If someone does something that's patently ridiculous, but manages to draw enough attention that it generates a lot of discussion, has that person performed a valuable service or just wasted our time?
But enough about Paris Hilton, Kiefer Sutherland and Lindsay Lohan. In our own industry we can ask a similar question about Nicholas Carr, who, as mentioned last week, has predicted that the "technical aspect of IT" (which in Carr's world is IT infrastructure management) will move to the Internet, which will become the CPU-cycle-provisioning equivalent of an electrical power plant.
With the technical part gone, handling the non-technical remainder (I bet you didn't know application design, development and integration are non-technical undertakings) won't require a separate in-house IT organization any more. Instead, they will become a mixture of Software as a Service (SaaS) applications and business-department-developed code that runs on the utility computing infrastructure.
Sometimes, fault-finding isn't the best way to evaluate a new idea. A superior alternative is to be helpful and positive -- to figure out how to make it work (for a historical example, see Inhaling network computers KJR, 1/13/1997.)
What will be required for IT to go away?
First of all, let's assume Carr isn't simply "predicting" the success of IT infrastructure outsourcing, as I contended last week -- that he's serious about utility computing in the electrical generation sense.
In the deregulated electrical power industry, generation companies pump 60-cycle current onto the grid, metering how much they provide. End-customers draw electricity off the grid. Their local provider acts as a broker, buying current from the low-cost provider and metering consumption.
This is, by the way, how you can buy wind-generated electricity if you prefer.
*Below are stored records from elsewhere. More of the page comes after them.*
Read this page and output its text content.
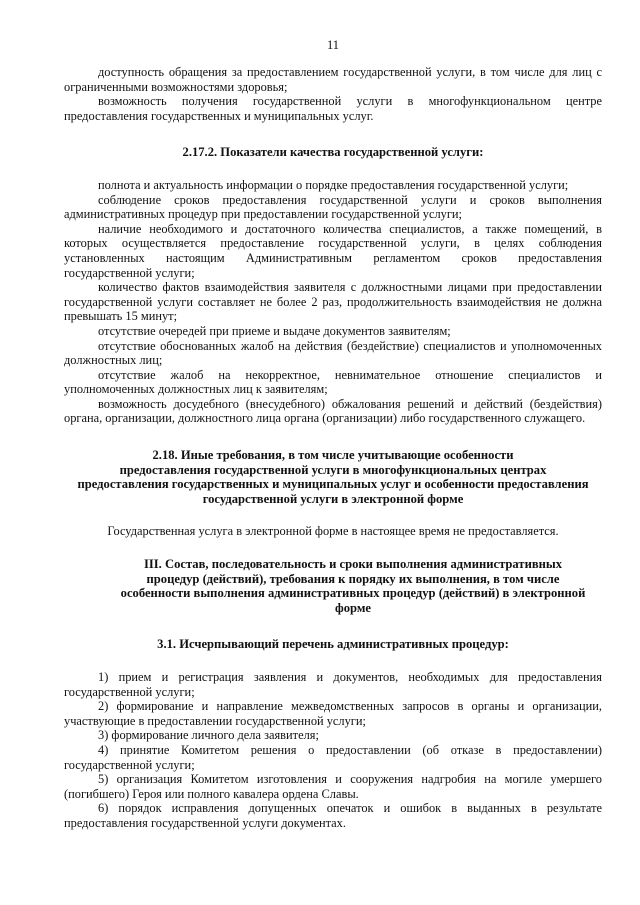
11

доступность обращения за предоставлением государственной услуги, в том числе для лиц с ограниченными возможностями здоровья;

возможность получения государственной услуги в многофункциональном центре предоставления государственных и муниципальных услуг.

2.17.2. Показатели качества государственной услуги:

полнота и актуальность информации о порядке предоставления государственной услуги;

соблюдение сроков предоставления государственной услуги и сроков выполнения административных процедур при предоставлении государственной услуги;

наличие необходимого и достаточного количества специалистов, а также помещений, в которых осуществляется предоставление государственной услуги, в целях соблюдения установленных настоящим Административным регламентом сроков предоставления государственной услуги;

количество фактов взаимодействия заявителя с должностными лицами при предоставлении государственной услуги составляет не более 2 раз, продолжительность взаимодействия не должна превышать 15 минут;

отсутствие очередей при приеме и выдаче документов заявителям;

отсутствие обоснованных жалоб на действия (бездействие) специалистов и уполномоченных должностных лиц;

отсутствие жалоб на некорректное, невнимательное отношение специалистов и уполномоченных должностных лиц к заявителям;

возможность досудебного (внесудебного) обжалования решений и действий (бездействия) органа, организации, должностного лица органа (организации) либо государственного служащего.

2.18. Иные требования, в том числе учитывающие особенности

предоставления государственной услуги в многофункциональных центрах

предоставления государственных и муниципальных услуг и особенности предоставления

государственной услуги в электронной форме

Государственная услуга в электронной форме в настоящее время не предоставляется.

III. Состав, последовательность и сроки выполнения административных

процедур (действий), требования к порядку их выполнения, в том числе

особенности выполнения административных процедур (действий) в электронной

форме

3.1. Исчерпывающий перечень административных процедур:

1) прием и регистрация заявления и документов, необходимых для предоставления государственной услуги;

2) формирование и направление межведомственных запросов в органы и организации, участвующие в предоставлении государственной услуги;

3) формирование личного дела заявителя;

4) принятие Комитетом решения о предоставлении (об отказе в предоставлении) государственной услуги;

5) организация Комитетом изготовления и сооружения надгробия на могиле умершего (погибшего) Героя или полного кавалера ордена Славы.

6) порядок исправления допущенных опечаток и ошибок в выданных в результате предоставления государственной услуги документах.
You don't really get the exact electrons pushed onto the grid by a wind farm. You simply instruct your broker to buy enough of them to satisfy your consumption. The rest is just balancing the books.
For utility computing to work, we would need a similar metering and billing infrastructure. We'd need a lot more, too. For example:
- Web 3.0: We will need a grid computing architecture that runs applications wherever CPU cycles happen to be cheapest (with suitable metering and billing -- see above).
- Virtualization: This will have to be perfect, so that the CPU cycles you buy can run your applications no matter what operating system they were written for.
- Quality of Service: Different applications need different levels of performance. Buyers will need a way to specify how fast their cycles have to be, and without the help of those pesky engineers who would be housed in an IT department if it hadn't been disbanded.
- AI-based data design: With professional, centralized IT evaporated into the business, which will be building whatever custom applications remain, there will no longer be an organizational home for data designers. The only alternative is technology smart enough to handle this little engineering chore.
- Automated, self-tuning pre-fetch: Last week's column demonstrated the impact of latency in the communications channel on linked SaaS-supplied systems -- the speed of light slows table joins to a crawl.
This is fixable, so long as systems are smart enough to automatically pre-fetch records prior to needing them. Every SaaS vendor will have to provide this facility automatically, since businesses will no longer employ engineers able to manually performance-tune system linkages.
- New security paradigm: Sorry about the use of "paradigm." It fits here. You'll be running all of your applications on public infrastructure, on the wrong side of the firewall (which -- good news! -- you'll no longer need). Think it will be hard for someone with ingenuity to plant a Trojan that monitors the cycles and siphons off every business secret you no longer have?
- AI-based data warehouse design: Let's assume for the sake of argument that the Carr-envisioned future happens as he predicts. You will still want to mine all of your data, in spite of it being schmeared out across the SaaS landscape.
I see two choices. The first, almost unimaginable, is an efficient, distributed, virtual data warehouse, reminiscent of the sea shell collection Steven Wright keeps scattered on beaches all over the world.
The alternative is the same data warehouse technology we've grown accustomed to. Except we don't have IT anymore, so we'll need an AI design technology to pull it together for us, performance optimized and ready for analysis.
Now, look ahead just far enough that you're at the end of any useful business planning horizon. You'll reach a very different conclusion.